(Billet 1216) – Le discours royal au parlement, rentrée politique ou sortie de crise ?

La rentrée, dites-vous ? Mais elle résonne très fort depuis un mois, très exactement depuis la sortie du chef du gouvernement, le 10 septembre dernier, et puis surtout avec le mouvement social qui rythme le quotidien des Marocains depuis deux semaines. Mais, pour autant, si on respecte la constitution et les institutions qui vont avec, la rentrée politique est aussi parlementaire, et c’est le roi qui en donne le signal par son discours devant le parlement.
Depuis quelques jours, et même depuis le début du mouvement GenZ, les observateurs et autres analystes attendent le discours royal au parlement, et en attendent des signes de sortie de crise ou des décisions pour sortir de crise. C’est mal connaître le Maroc. Certains ont même vite fait de comparer ce discours à venir à celui du 9 mars 2011 qui, lui, était un discours dédié, un discours ad hoc de réponse au mouvement du 20 février, et qui était intervenu trois semaines après les premières manifestations. Le discours d’ouverture du parlement est d’une autre nature, il est tout simplement ordinaire, rituel, programmé, encadré par la constitution.

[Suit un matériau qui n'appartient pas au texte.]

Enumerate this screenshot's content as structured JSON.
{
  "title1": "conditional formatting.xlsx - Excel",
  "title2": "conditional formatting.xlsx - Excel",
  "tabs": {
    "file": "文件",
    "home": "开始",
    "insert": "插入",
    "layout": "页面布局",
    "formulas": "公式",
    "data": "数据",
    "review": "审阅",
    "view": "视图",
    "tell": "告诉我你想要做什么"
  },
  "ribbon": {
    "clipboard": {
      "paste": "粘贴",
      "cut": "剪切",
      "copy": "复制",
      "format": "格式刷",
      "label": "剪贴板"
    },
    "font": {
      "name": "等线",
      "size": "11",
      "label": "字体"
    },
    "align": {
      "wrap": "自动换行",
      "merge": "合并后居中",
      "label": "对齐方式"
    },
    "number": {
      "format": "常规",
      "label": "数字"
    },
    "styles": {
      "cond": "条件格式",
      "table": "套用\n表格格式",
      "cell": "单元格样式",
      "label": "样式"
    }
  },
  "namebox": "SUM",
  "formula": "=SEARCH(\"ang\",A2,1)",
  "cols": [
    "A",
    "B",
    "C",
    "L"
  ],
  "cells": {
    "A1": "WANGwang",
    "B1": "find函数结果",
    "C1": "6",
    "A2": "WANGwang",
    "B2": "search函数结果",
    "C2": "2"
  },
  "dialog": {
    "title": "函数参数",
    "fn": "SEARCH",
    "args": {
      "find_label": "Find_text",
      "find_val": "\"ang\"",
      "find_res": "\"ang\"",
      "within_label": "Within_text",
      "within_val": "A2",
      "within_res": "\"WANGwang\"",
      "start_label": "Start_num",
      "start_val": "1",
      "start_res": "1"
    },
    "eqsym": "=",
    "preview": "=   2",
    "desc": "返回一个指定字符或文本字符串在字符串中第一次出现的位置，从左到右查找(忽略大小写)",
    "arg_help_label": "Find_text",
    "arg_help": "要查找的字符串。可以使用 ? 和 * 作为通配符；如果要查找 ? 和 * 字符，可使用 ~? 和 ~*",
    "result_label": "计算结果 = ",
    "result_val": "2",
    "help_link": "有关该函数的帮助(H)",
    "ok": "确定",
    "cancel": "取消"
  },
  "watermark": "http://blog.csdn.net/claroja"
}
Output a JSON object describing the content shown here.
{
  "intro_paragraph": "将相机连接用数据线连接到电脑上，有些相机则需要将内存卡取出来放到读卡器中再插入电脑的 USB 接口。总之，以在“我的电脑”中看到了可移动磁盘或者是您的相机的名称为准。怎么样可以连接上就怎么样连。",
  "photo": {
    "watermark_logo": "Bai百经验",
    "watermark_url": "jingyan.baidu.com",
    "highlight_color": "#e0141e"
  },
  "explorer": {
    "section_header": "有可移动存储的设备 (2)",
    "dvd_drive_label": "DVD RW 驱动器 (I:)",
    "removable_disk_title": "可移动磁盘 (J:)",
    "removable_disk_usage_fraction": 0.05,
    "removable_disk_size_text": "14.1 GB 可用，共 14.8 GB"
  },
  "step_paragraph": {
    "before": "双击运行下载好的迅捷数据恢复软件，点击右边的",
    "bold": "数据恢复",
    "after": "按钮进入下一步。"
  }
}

On le sait, le roi Mohammed VI a une saison de discours qui commence le 30 juillet pour s’achever le 6 novembre de chaque année ; les autres périodes de l’année, quand le souverain prend une décision ou décide d’une orientation, il le fait savoir par message lu ou par communiqué. En 2023, il a été décidé de supprimer le discours traditionnel du 20 août, ce qui laisse trois discours officiels dans l’année. Mais celui de l’ouverture du parlement est particulier en cela qu’il est prévu par la constitution en son article 65, et qu’il donne toute sa solennité au travail législatif, qui est supposé en avoir... Et, traditionnellement, le chef de l’Etat apporte ses indications, ses orientations voire, souvent, ses rudes remontrances aux politiques assis face à lui, ministres et leur chef, élus parlementaires et leurs deux présidents. Personne ne connaît ni ne peut prévoir ou prédire le contenu du discours de cette année, s’il ira dans le sens d’une réaction à l’actualité, ou non ; mais, instruits par la manière de faire du roi Mohammed VI, il est plus que possible qu’il se contente d’indications, que la classe politique s’empressera de suivre. Faire une réponse circonstanciée, argumentée, engageant un dialogue avec les jeunes ne devrait donc pas faire l’objet de ce discours, du moins selon la logique générale de la monarchie et particulière du roi Mohammed VI.
Il est même fort probable, sans certitude aucune néanmoins, mais fort probable, que ce discours revienne sur la situation de ce Maroc a deux vitesses dénoncé par le souverain le 29 juillet dernier, ce Maroc a deux vitesses à l’origine précisément de la colère des jeunes (et des moins jeunes). Il est possible qu’après avoir dénoncé les deux vitesses du pays, le roi parle des deux dimensions dans lesquelles vivent le gouvernement d’un côté, la population de l’autre.
Il ne semble donc pas qu’il faille avoir une attente de réponse franche et massive dans ce discours au mouvement des GenZ. C’est là la spécificité du Maroc, dans lequel le temps politique est différent d’ailleurs, où la vie institutionnelle est rythmée par les élections cycliques. Dans le royaume, les institutions sont également inscrites au rythme des élections, mais pas le roi qui agit, lui, avec un temps de réaction ou de décision particulier, ce qu’on appelle le temps royal, non limité par les contraintes d’un mandat.
Dans cette conjoncture socio-politique que connaît le royaume aujourd’hui, les jeunes et une partie de la population protestent contre leurs conditions de vie, contre la cherté de la vie, contre une éduction nationale souffreteuse et un hôpital public désastreux, contre une gouvernance non seulement improbable mais aussi coupable… Dans son document revendicatif de 11 pages, les GenZ, en toute responsabilité, dressent dans un style apaisé un panorama terrible de la situation du pays, fondé sur la constitution, le Nouveau modèle de développement et les avis et constats des organes de gouvernance, et tout cela relève de l’organe exécutif, ce qui explique la réaction d’abord tétanisée des gouvernement et parlement, avant de changer à 180° pour adopter une attitude d’explication, de communication, parfois d’auto-flagellation, le tout dans la précipitation.
Mais, en cas de blocage, le roi a toutefois habitué les Marocains à répondre à leurs demandes, d’une manière ou d’une autre, chaque manière différant de la précédente. Il faudra donc guetter, une fois ce discours institutionnel passé, les actes et décisions du souverain. On se rappelle comment fut sa réaction, en plusieurs temps, aux événements du Rif, puis comment il avait apporté le correctif nécessaire à la question des subventions des prix des viandes, confiant ce dossier au ministre de l’Intérieur…
La jeunesse Z marocaine a, par essence, du temps devant elle, tout son temps, et le roi agit et réagit dans son temps royal. La sagesse voudrait, pour éviter une déception demain, de donner le temps au temps, sans en perdre.